Lila Gleitman (1929–2021), Renowned for Innovative Research on Language and Learning

APS Fellow Lila Gleitman didn’t set out to become an internationally recognized expert on developmental psycholinguistics and language acquisition. On her first day job-hunting after graduating from college in 1952, the Brooklyn native accepted a job as what was then known as a “gal Friday”—a low-level female office assistant—for the journal of the American Water Works Association in New York City. A male friend of hers, who began his search the same day with no more credentials than herself, returned home as an assistant editor at a prestigious publishing company. The disparity “was not even noticeable to us,” she told APS Past President Susan Goldin-Meadow in their 1997 Inside the Psychologist’s Studio interview. “We toasted each other to the wonderful jobs.”  

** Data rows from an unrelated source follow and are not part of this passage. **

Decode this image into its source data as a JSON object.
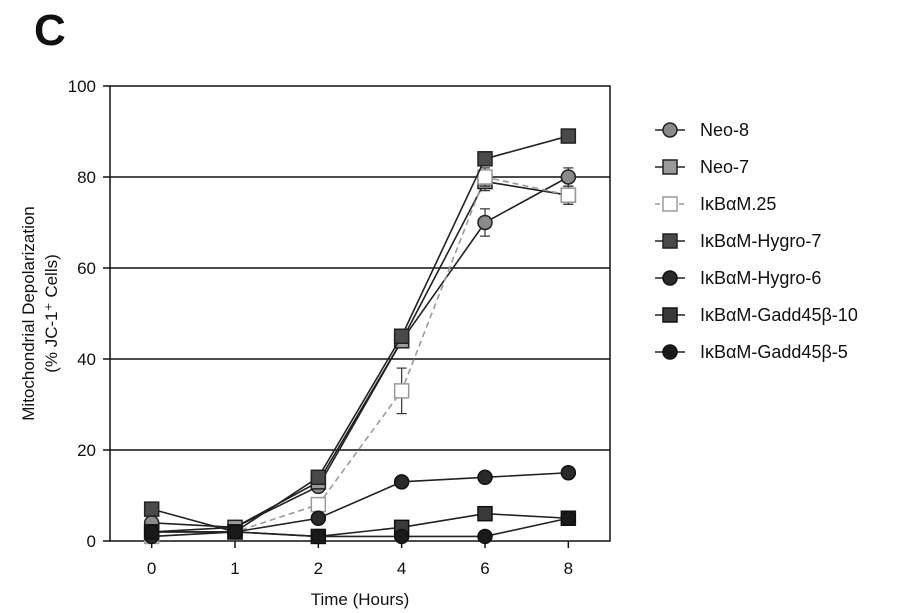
{
  "panel_label": "C",
  "chart_data": {
    "type": "line",
    "title": "",
    "xlabel": "Time (Hours)",
    "ylabel_line1": "Mitochondrial Depolarization",
    "ylabel_line2": "(% JC-1⁺ Cells)",
    "categories": [
      "0",
      "1",
      "2",
      "4",
      "6",
      "8"
    ],
    "ylim": [
      0,
      100
    ],
    "yticks": [
      0,
      20,
      40,
      60,
      80,
      100
    ],
    "grid": "horizontal",
    "legend_position": "right",
    "series": [
      {
        "name": "Neo-8",
        "marker": "circle",
        "fill": "#8a8a8a",
        "stroke": "#222222",
        "dashed": false,
        "values": [
          4,
          3,
          12,
          44,
          70,
          80
        ],
        "errors": [
          0,
          0,
          1,
          1,
          3,
          2
        ]
      },
      {
        "name": "Neo-7",
        "marker": "square",
        "fill": "#9a9a9a",
        "stroke": "#222222",
        "dashed": false,
        "values": [
          2,
          3,
          13,
          44,
          79,
          76
        ],
        "errors": [
          0,
          0,
          1,
          1,
          2,
          2
        ]
      },
      {
        "name": "IκBαM.25",
        "marker": "square",
        "fill": "#ffffff",
        "stroke": "#9a9a9a",
        "dashed": true,
        "values": [
          1,
          2,
          8,
          33,
          80,
          76
        ],
        "errors": [
          0,
          0,
          1,
          5,
          2,
          2
        ]
      },
      {
        "name": "IκBαM-Hygro-7",
        "marker": "square",
        "fill": "#4a4a4a",
        "stroke": "#222222",
        "dashed": false,
        "values": [
          7,
          2,
          14,
          45,
          84,
          89
        ],
        "errors": [
          0,
          0,
          1,
          1,
          1,
          1
        ]
      },
      {
        "name": "IκBαM-Hygro-6",
        "marker": "circle",
        "fill": "#2a2a2a",
        "stroke": "#111111",
        "dashed": false,
        "values": [
          1,
          2,
          5,
          13,
          14,
          15
        ],
        "errors": [
          0,
          0,
          0,
          0,
          0,
          0
        ]
      },
      {
        "name": "IκBαM-Gadd45β-10",
        "marker": "square",
        "fill": "#3a3a3a",
        "stroke": "#111111",
        "dashed": false,
        "values": [
          2,
          2,
          1,
          3,
          6,
          5
        ],
        "errors": [
          0,
          0,
          0,
          0,
          0,
          0
        ]
      },
      {
        "name": "IκBαM-Gadd45β-5",
        "marker": "circle",
        "fill": "#1a1a1a",
        "stroke": "#111111",
        "dashed": false,
        "values": [
          2,
          2,
          1,
          1,
          1,
          5
        ],
        "errors": [
          0,
          0,
          0,
          0,
          0,
          0
        ]
      }
    ]
  }
}
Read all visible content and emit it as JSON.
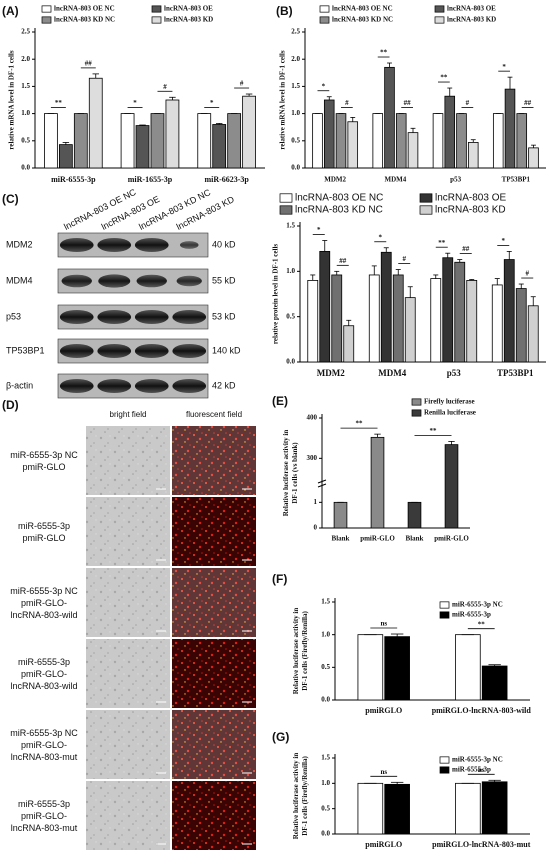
{
  "chart_data": [
    {
      "type": "bar",
      "panel": "(A)",
      "ylabel": "relative mRNA level in DF-1 cells",
      "categories": [
        "miR-6555-3p",
        "miR-1655-3p",
        "miR-6623-3p"
      ],
      "series": [
        {
          "name": "lncRNA-803 OE NC",
          "color": "#ffffff",
          "values": [
            1,
            1,
            1
          ],
          "errors": [
            0,
            0,
            0
          ]
        },
        {
          "name": "lncRNA-803 OE",
          "color": "#555555",
          "values": [
            0.43,
            0.78,
            0.8
          ],
          "errors": [
            0.04,
            0.01,
            0.02
          ]
        },
        {
          "name": "lncRNA-803 KD NC",
          "color": "#8c8c8c",
          "values": [
            1,
            1,
            1
          ],
          "errors": [
            0,
            0,
            0
          ]
        },
        {
          "name": "lncRNA-803 KD",
          "color": "#dddddd",
          "values": [
            1.65,
            1.25,
            1.32
          ],
          "errors": [
            0.08,
            0.05,
            0.04
          ]
        }
      ],
      "annotations": [
        "**",
        "##",
        "*",
        "#",
        "*",
        "#"
      ],
      "ylim": [
        0,
        2.5
      ],
      "yticks": [
        {
          "value": 0,
          "label": "0.0"
        },
        0.5,
        {
          "value": 1,
          "label": "1.0"
        },
        1.5,
        {
          "value": 2,
          "label": "2.0"
        },
        2.5
      ]
    },
    {
      "type": "bar",
      "panel": "(B)",
      "ylabel": "relative mRNA level in DF-1 cells",
      "categories": [
        "MDM2",
        "MDM4",
        "p53",
        "TP53BP1"
      ],
      "series": [
        {
          "name": "lncRNA-803 OE NC",
          "color": "#ffffff",
          "values": [
            1,
            1,
            1,
            1
          ],
          "errors": [
            0,
            0,
            0,
            0
          ]
        },
        {
          "name": "lncRNA-803 OE",
          "color": "#555555",
          "values": [
            1.25,
            1.85,
            1.32,
            1.45
          ],
          "errors": [
            0.06,
            0.08,
            0.15,
            0.22
          ]
        },
        {
          "name": "lncRNA-803 KD NC",
          "color": "#8c8c8c",
          "values": [
            1,
            1,
            1,
            1
          ],
          "errors": [
            0,
            0,
            0,
            0
          ]
        },
        {
          "name": "lncRNA-803 KD",
          "color": "#dddddd",
          "values": [
            0.85,
            0.65,
            0.47,
            0.37
          ],
          "errors": [
            0.08,
            0.08,
            0.05,
            0.05
          ]
        }
      ],
      "annotations": [
        "*",
        "#",
        "**",
        "##",
        "**",
        "#",
        "*",
        "##"
      ],
      "ylim": [
        0,
        2.5
      ],
      "yticks": [
        {
          "value": 0,
          "label": "0.0"
        },
        0.5,
        {
          "value": 1,
          "label": "1.0"
        },
        1.5,
        {
          "value": 2,
          "label": "2.0"
        },
        2.5
      ]
    },
    {
      "type": "bar",
      "panel": "(C)",
      "ylabel": "relative protein level in DF-1 cells",
      "categories": [
        "MDM2",
        "MDM4",
        "p53",
        "TP53BP1"
      ],
      "series": [
        {
          "name": "lncRNA-803 OE NC",
          "color": "#ffffff",
          "values": [
            0.9,
            0.96,
            0.92,
            0.85
          ],
          "errors": [
            0.06,
            0.1,
            0.04,
            0.07
          ]
        },
        {
          "name": "lncRNA-803 OE",
          "color": "#333333",
          "values": [
            1.22,
            1.21,
            1.15,
            1.13
          ],
          "errors": [
            0.12,
            0.05,
            0.05,
            0.09
          ]
        },
        {
          "name": "lncRNA-803 KD NC",
          "color": "#707070",
          "values": [
            0.96,
            0.96,
            1.1,
            0.81
          ],
          "errors": [
            0.04,
            0.06,
            0.03,
            0.05
          ]
        },
        {
          "name": "lncRNA-803 KD",
          "color": "#d0d0d0",
          "values": [
            0.4,
            0.71,
            0.9,
            0.62
          ],
          "errors": [
            0.06,
            0.12,
            0.01,
            0.1
          ]
        }
      ],
      "annotations": [
        "*",
        "##",
        "*",
        "#",
        "**",
        "##",
        "*",
        "#"
      ],
      "ylim": [
        0,
        1.5
      ],
      "yticks": [
        {
          "value": 0,
          "label": "0.0"
        },
        0.5,
        {
          "value": 1,
          "label": "1.0"
        },
        1.5
      ]
    },
    {
      "type": "bar",
      "panel": "(E)",
      "ylabel": "Relative luciferase activity in DF-1 cells (vs blank)",
      "categories": [
        "Blank",
        "pmiR-GLO",
        "Blank",
        "pmiR-GLO"
      ],
      "series": [
        {
          "name": "Firefly luciferase",
          "color": "#8a8a8a",
          "values": [
            1,
            352,
            null,
            null
          ],
          "errors": [
            0,
            8,
            null,
            null
          ]
        },
        {
          "name": "Renilla luciferase",
          "color": "#3a3a3a",
          "values": [
            null,
            null,
            1,
            334
          ],
          "errors": [
            null,
            null,
            0,
            8
          ]
        }
      ],
      "annotations": [
        "**",
        "**"
      ],
      "ylim": [
        0,
        400
      ],
      "ybreak": [
        1.5,
        250
      ],
      "yticks": [
        0,
        1,
        300,
        400
      ]
    },
    {
      "type": "bar",
      "panel": "(F)",
      "ylabel": "Relative luciferase activity in DF-1 cells (Firefly/Renilla)",
      "categories": [
        "pmiRGLO",
        "pmiRGLO-lncRNA-803-wild"
      ],
      "series": [
        {
          "name": "miR-6555-3p NC",
          "color": "#ffffff",
          "values": [
            1,
            1
          ],
          "errors": [
            0,
            0
          ]
        },
        {
          "name": "miR-6555-3p",
          "color": "#000000",
          "values": [
            0.97,
            0.52
          ],
          "errors": [
            0.04,
            0.02
          ]
        }
      ],
      "annotations": [
        "ns",
        "**"
      ],
      "ylim": [
        0,
        1.5
      ],
      "yticks": [
        {
          "value": 0,
          "label": "0.0"
        },
        0.5,
        {
          "value": 1,
          "label": "1.0"
        },
        1.5
      ]
    },
    {
      "type": "bar",
      "panel": "(G)",
      "ylabel": "Relative luciferase activity in DF-1 cells (Firefly/Renilla)",
      "categories": [
        "pmiRGLO",
        "pmiRGLO-lncRNA-803-mut"
      ],
      "series": [
        {
          "name": "miR-6555-3p NC",
          "color": "#ffffff",
          "values": [
            1,
            1
          ],
          "errors": [
            0,
            0
          ]
        },
        {
          "name": "miR-6555-3p",
          "color": "#000000",
          "values": [
            0.98,
            1.03
          ],
          "errors": [
            0.04,
            0.03
          ]
        }
      ],
      "annotations": [
        "ns",
        "ns"
      ],
      "ylim": [
        0,
        1.5
      ],
      "yticks": [
        {
          "value": 0,
          "label": "0.0"
        },
        0.5,
        {
          "value": 1,
          "label": "1.0"
        },
        1.5
      ]
    }
  ],
  "blot": {
    "columns": [
      "lncRNA-803 OE NC",
      "lncRNA-803 OE",
      "lncRNA-803 KD NC",
      "lncRNA-803 KD"
    ],
    "rows": [
      {
        "protein": "MDM2",
        "size": "40 kD"
      },
      {
        "protein": "MDM4",
        "size": "55 kD"
      },
      {
        "protein": "p53",
        "size": "53 kD"
      },
      {
        "protein": "TP53BP1",
        "size": "140 kD"
      },
      {
        "protein": "β-actin",
        "size": "42 kD"
      }
    ]
  },
  "microscopy": {
    "panel": "(D)",
    "columns": [
      "bright field",
      "fluorescent field"
    ],
    "rows": [
      [
        "miR-6555-3p NC",
        "pmiR-GLO"
      ],
      [
        "miR-6555-3p",
        "pmiR-GLO"
      ],
      [
        "miR-6555-3p NC",
        "pmiR-GLO-",
        "lncRNA-803-wild"
      ],
      [
        "miR-6555-3p",
        "pmiR-GLO-",
        "lncRNA-803-wild"
      ],
      [
        "miR-6555-3p NC",
        "pmiR-GLO-",
        "lncRNA-803-mut"
      ],
      [
        "miR-6555-3p",
        "pmiR-GLO-",
        "lncRNA-803-mut"
      ]
    ]
  }
}
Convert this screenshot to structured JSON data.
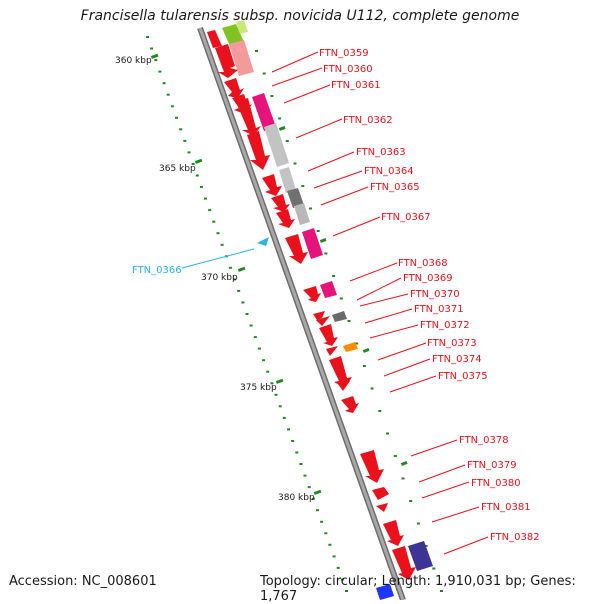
{
  "title": "Francisella tularensis subsp. novicida U112, complete genome",
  "footer": {
    "accession": "Accession: NC_008601",
    "summary": "Topology: circular; Length: 1,910,031 bp; Genes: 1,767"
  },
  "colors": {
    "forward_gene": "#e8111c",
    "reverse_gene": "#2ab4e5",
    "tick": "#1f8a1f",
    "backbone": "#8a8a8a"
  },
  "scale_labels": [
    "360 kbp",
    "365 kbp",
    "370 kbp",
    "375 kbp",
    "380 kbp"
  ],
  "genes": [
    {
      "label": "FTN_0359",
      "strand": "forward"
    },
    {
      "label": "FTN_0360",
      "strand": "forward"
    },
    {
      "label": "FTN_0361",
      "strand": "forward"
    },
    {
      "label": "FTN_0362",
      "strand": "forward"
    },
    {
      "label": "FTN_0363",
      "strand": "forward"
    },
    {
      "label": "FTN_0364",
      "strand": "forward"
    },
    {
      "label": "FTN_0365",
      "strand": "forward"
    },
    {
      "label": "FTN_0367",
      "strand": "forward"
    },
    {
      "label": "FTN_0366",
      "strand": "reverse"
    },
    {
      "label": "FTN_0368",
      "strand": "forward"
    },
    {
      "label": "FTN_0369",
      "strand": "forward"
    },
    {
      "label": "FTN_0370",
      "strand": "forward"
    },
    {
      "label": "FTN_0371",
      "strand": "forward"
    },
    {
      "label": "FTN_0372",
      "strand": "forward"
    },
    {
      "label": "FTN_0373",
      "strand": "forward"
    },
    {
      "label": "FTN_0374",
      "strand": "forward"
    },
    {
      "label": "FTN_0375",
      "strand": "forward"
    },
    {
      "label": "FTN_0378",
      "strand": "forward"
    },
    {
      "label": "FTN_0379",
      "strand": "forward"
    },
    {
      "label": "FTN_0380",
      "strand": "forward"
    },
    {
      "label": "FTN_0381",
      "strand": "forward"
    },
    {
      "label": "FTN_0382",
      "strand": "forward"
    }
  ]
}
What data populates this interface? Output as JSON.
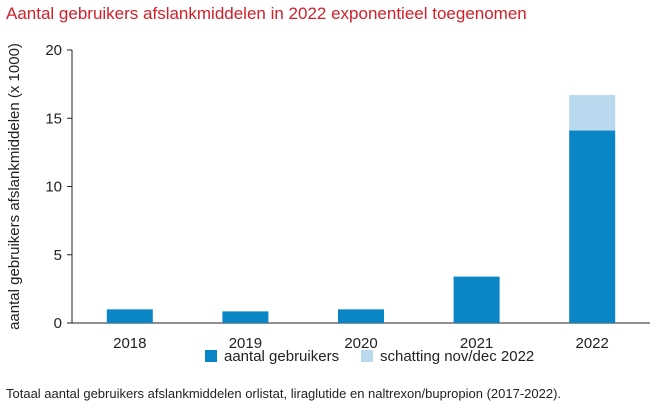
{
  "title": "Aantal gebruikers afslankmiddelen in 2022 exponentieel toegenomen",
  "caption": "Totaal aantal gebruikers afslankmiddelen orlistat, liraglutide en naltrexon/bupropion (2017-2022).",
  "colors": {
    "title": "#d0202a",
    "primary": "#0a86c7",
    "estimate": "#b9d9ef"
  },
  "chart_data": {
    "type": "bar",
    "stacked": true,
    "title": "Aantal gebruikers afslankmiddelen in 2022 exponentieel toegenomen",
    "xlabel": "",
    "ylabel": "aantal gebruikers afslankmiddelen (x 1000)",
    "categories": [
      "2018",
      "2019",
      "2020",
      "2021",
      "2022"
    ],
    "yticks": [
      "0",
      "5",
      "10",
      "15",
      "20"
    ],
    "ylim": [
      0,
      20
    ],
    "grid": false,
    "legend_position": "bottom",
    "series": [
      {
        "name": "aantal gebruikers",
        "values": [
          1.0,
          0.85,
          1.0,
          3.4,
          14.1
        ],
        "color": "#0a86c7"
      },
      {
        "name": "schatting nov/dec 2022",
        "values": [
          0,
          0,
          0,
          0,
          2.6
        ],
        "color": "#b9d9ef"
      }
    ]
  }
}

Gleitman, who died August 8 at age 91, quickly moved on from that job to a celebrated career in psychological science. “My life was a series of accidents,” she told Goldin-Meadow. From a chance trip to visit friends, she met Eugene Galanter, at the time an assistant professor at the University of Pennsylvania (UPenn). The two hit it off and later married, which allowed Gleitman—as the wife of a faculty member—to take classes at the university for free. She fell in love with the Greek culture and language, which led to studying with Zellig Harris, who inspired her interest in linguistics and her eventual master’s degree and PhD from UPenn. She went on to serve as a professor of psychology there for 30 years, retiring in 2002 as a professor emerita of psychology and linguistics. Her second husband, Henry Gleitman, also a longtime psychology professor at UPenn, died in 2015.  

Read about other psychological scientists who died in 2021.

In her long career, Gleitman’s empirical work helped to unravel the mysteries of how children learn language—the endowments they bring as well as the processes involved in acquiring the languages they learn. “My work has concerned the mental lexicon and its interface with syntax, language acquisition, and the relation between language and thought,” she explained on her UPenn web page. In practical terms, this meant helping to explain how young children identify verb meanings and process sentences, why verbs are learned more slowly than nouns, and how deaf children create communications that reflect the same structure found in spoken language. 

Yet despite the high-minded elegance and complexity of her research, Gleitman remained remarkably down-to-earth. In her 2017 conversation with Goldin-Meadow, she speculated that her “chief accomplishment in life” was being “the gal who put the word [the F-word] in the dictionary”—an actual outcome of a project decades earlier, when the then-graduate student worked with Harris to write the psychological entries fora revised edition of Webster’s dictionary. For her part, Goldin-Meadow recalled meeting the older scientist for the first time in 1971. After Goldin-Meadow proudly described her honors thesis in elaborate technical detail, “Lila asked me why I did the project,” she remembered during their 2017 interview. “It was the first but not last time Lila taught me that doing a study elegantly and carefully is important, but knowing why you did it is even more important. You should be able to explain the purpose of a study to anyone,” she explained, “preferably in terms that your grandmother can understand. This was a fundamental lesson about science that I learned from Lila even before I started paying tuition.” 

Gleitman was honored with numerous awards in recognition of her research, including fellowships in APS, the Society of Experimental Psychologists, the American Association for the Advancement of Science, the American Academy of Arts and Sciences, and the National Academy of Sciences. In her speech for the inaugural APS Mentor Award in 2013, which recognized her for significantly fostering the careers of others, she thanked her own mentors, including Harris, and reflected on the “great joy” of working with hundreds of graduate students and postdocs over the years.  

More about Lila Gleitman from APS 

Inside the Psychologist’s Studio interview with Susan Goldin-Meadow 

Lila Gleitman’s Fred Kavli Keynote Address during the 2017 APS Annual Convention.  

Lila Gleitman’s acceptance remarks for the 2013 APS Mentor Award 

Comments

Among Lila’s many accomplishments was that she coined the term “meta-cognition” (with a hyphen, but still) in a paper on “The Child as Grammarian” written with Henry Gleitman and Liz Shipley (Cognition 1972). Also “meta-language”. This was several years before the concepts of “metacognition” and “metamemory” began appearing elsewhere in the literature, with the same meaning.